What This Means For Users (And The Broader Market)
If you’re a Superhuman user, enjoy it while it lasts. The product you love will gradually transform into something else—something more intrusive, more “helpful,” more cluttered, and ultimately less aligned with what made you fall in love with it in the first place.
The broader market implications are more interesting. This acquisition signals that we’ve entered a new phase of productivity tool consolidation, where specialized tools with passionate user bases are being absorbed into larger platforms.
The result is a classic market opening for new, focused entrants. History shows that periods of consolidation and enshitification create fertile ground for the next generation of products that promise—and initially deliver—on the purity of purpose that made their predecessors great.
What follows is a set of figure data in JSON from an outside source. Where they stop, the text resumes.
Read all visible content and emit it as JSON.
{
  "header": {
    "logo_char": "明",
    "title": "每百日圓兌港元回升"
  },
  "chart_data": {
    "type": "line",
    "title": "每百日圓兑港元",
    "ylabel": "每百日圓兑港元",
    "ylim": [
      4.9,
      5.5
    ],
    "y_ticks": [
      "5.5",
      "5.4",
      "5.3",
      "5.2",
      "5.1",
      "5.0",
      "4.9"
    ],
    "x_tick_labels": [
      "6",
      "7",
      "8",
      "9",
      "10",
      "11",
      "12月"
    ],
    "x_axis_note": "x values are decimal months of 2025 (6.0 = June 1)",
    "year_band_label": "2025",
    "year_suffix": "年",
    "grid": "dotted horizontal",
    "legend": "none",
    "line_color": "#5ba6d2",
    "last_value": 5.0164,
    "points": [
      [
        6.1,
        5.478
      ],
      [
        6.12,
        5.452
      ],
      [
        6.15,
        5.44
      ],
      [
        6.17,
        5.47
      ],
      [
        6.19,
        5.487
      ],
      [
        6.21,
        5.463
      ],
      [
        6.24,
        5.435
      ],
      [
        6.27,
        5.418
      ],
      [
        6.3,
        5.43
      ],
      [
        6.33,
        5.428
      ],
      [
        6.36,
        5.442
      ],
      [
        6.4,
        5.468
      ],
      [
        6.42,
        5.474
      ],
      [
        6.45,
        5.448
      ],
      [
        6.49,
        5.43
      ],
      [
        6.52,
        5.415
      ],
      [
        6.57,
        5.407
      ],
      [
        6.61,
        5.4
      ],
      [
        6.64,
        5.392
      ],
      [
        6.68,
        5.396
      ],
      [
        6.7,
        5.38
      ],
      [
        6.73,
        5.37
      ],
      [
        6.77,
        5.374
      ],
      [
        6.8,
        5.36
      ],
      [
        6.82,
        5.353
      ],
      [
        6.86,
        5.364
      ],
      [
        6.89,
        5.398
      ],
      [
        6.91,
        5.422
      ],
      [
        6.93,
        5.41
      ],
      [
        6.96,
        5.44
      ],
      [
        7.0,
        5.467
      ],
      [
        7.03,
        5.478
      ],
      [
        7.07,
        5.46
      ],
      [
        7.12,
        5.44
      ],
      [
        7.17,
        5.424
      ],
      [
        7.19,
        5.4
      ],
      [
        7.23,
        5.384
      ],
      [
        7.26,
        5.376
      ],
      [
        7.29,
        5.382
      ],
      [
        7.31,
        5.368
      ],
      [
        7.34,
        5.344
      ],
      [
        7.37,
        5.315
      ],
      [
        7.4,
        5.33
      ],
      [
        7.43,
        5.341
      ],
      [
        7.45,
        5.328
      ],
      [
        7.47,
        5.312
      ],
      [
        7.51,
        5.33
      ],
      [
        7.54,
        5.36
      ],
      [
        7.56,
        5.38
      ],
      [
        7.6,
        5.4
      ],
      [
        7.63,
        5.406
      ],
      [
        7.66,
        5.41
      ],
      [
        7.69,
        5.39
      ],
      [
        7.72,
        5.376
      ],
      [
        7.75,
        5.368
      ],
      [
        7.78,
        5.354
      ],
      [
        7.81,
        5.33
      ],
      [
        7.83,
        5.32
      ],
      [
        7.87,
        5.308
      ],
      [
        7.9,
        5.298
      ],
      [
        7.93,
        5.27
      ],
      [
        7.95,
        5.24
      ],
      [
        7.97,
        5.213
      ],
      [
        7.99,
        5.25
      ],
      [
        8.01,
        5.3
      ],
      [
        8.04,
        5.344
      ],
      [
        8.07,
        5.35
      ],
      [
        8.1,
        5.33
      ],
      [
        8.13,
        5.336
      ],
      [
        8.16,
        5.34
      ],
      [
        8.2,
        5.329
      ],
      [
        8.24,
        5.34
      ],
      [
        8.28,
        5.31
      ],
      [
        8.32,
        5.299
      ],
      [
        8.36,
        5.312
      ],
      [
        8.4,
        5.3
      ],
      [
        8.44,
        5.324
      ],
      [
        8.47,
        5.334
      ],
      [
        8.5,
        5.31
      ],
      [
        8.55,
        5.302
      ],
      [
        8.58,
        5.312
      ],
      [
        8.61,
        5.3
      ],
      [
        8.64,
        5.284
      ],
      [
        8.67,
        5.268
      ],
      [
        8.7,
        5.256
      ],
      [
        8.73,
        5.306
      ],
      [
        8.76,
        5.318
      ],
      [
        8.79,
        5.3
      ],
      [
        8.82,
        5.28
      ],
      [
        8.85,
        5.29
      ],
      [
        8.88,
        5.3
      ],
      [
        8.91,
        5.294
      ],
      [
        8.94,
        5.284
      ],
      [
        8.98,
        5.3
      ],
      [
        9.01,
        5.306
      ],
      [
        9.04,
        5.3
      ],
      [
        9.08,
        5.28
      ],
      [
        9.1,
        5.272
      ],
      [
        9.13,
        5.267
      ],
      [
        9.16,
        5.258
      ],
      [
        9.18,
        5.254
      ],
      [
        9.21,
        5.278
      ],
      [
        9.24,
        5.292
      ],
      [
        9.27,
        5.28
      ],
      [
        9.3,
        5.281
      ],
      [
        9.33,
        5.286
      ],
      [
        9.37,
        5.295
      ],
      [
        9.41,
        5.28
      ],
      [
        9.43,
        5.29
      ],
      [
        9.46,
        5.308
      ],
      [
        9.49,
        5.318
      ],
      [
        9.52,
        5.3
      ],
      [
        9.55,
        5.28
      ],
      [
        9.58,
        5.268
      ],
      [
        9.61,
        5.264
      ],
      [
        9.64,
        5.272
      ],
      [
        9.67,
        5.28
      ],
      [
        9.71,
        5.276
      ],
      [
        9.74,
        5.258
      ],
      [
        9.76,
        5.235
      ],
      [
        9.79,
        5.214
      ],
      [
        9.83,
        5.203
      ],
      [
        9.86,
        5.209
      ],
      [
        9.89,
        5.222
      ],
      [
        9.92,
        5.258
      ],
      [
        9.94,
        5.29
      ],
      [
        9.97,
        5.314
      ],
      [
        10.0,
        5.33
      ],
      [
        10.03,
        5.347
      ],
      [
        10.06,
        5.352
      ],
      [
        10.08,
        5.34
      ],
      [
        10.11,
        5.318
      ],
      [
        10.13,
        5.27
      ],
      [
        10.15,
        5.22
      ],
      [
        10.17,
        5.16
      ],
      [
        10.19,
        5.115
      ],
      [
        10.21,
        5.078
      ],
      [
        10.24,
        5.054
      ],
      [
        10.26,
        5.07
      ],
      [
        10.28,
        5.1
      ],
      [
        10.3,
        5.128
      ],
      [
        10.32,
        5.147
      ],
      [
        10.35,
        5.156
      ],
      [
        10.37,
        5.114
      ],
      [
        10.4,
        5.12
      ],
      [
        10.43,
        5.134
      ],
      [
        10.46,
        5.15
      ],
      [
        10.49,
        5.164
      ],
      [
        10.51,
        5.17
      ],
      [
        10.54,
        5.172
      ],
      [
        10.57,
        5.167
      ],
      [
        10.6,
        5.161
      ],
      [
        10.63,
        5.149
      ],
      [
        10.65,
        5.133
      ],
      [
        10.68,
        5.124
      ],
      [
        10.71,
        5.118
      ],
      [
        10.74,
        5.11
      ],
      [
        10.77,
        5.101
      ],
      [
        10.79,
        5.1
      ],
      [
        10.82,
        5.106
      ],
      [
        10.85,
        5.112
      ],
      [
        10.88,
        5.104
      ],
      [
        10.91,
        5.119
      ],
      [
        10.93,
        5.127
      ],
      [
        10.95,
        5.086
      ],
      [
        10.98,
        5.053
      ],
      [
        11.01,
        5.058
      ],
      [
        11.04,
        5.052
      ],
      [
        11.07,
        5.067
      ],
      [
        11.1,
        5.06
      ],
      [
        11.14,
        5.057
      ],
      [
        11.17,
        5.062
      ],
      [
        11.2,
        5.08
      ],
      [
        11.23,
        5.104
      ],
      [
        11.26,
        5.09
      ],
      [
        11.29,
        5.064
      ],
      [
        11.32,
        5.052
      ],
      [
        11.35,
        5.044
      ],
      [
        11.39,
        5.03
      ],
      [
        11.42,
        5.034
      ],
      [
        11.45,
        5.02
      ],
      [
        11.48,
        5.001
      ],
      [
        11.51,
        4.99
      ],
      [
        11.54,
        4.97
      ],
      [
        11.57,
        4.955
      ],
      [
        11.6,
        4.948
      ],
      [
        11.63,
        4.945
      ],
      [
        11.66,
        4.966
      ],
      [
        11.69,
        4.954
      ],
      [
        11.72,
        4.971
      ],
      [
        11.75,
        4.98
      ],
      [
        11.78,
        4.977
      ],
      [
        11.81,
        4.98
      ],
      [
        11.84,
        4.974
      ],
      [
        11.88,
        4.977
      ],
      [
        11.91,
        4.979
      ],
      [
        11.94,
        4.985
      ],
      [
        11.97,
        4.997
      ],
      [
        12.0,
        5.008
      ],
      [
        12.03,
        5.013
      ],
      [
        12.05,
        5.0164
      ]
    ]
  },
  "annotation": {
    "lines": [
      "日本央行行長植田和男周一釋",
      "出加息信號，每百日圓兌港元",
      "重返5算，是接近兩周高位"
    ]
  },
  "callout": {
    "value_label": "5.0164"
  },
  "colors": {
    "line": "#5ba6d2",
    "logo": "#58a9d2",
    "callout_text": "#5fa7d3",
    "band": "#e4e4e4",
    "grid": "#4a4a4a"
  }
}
In fact, I’d bet good money that right now, somewhere in San Francisco, New York, or Bangalore, a small team is building “what Superhuman should have been” with the explicit goal of capturing disillusioned users 18 months from now.
The Rare Exceptions
To be fair, there are rare examples of acquisitions that don’t follow the enshitification pattern. The common elements in these exceptions are:
- The acquirer has a genuinely long-term perspective and understands the fragility of user trust
- The acquisition target retains significant operational autonomy
- The business models are naturally aligned rather than forced together
Unfortunately, the Grammarly-Superhuman deal shows none of these characteristics.
The Ultimate Lesson: System Design Trumps Intentions
The most important takeaway here isn’t about either company—it’s about how system design inevitably trumps intentions.
I’ve sat in rooms with brilliant, well-meaning executives who genuinely wanted to preserve what made acquired products special. But the systems they operate within—financial expectations, integration timelines, organizational politics—create irresistible pressure toward enshitification.
This is why truly great products are rare and fleeting. The very success that makes them valuable acquisition targets also plants the seeds of their eventual degradation.
Superhuman was exceptional. Pour one out for what it was, and start looking for what will replace it.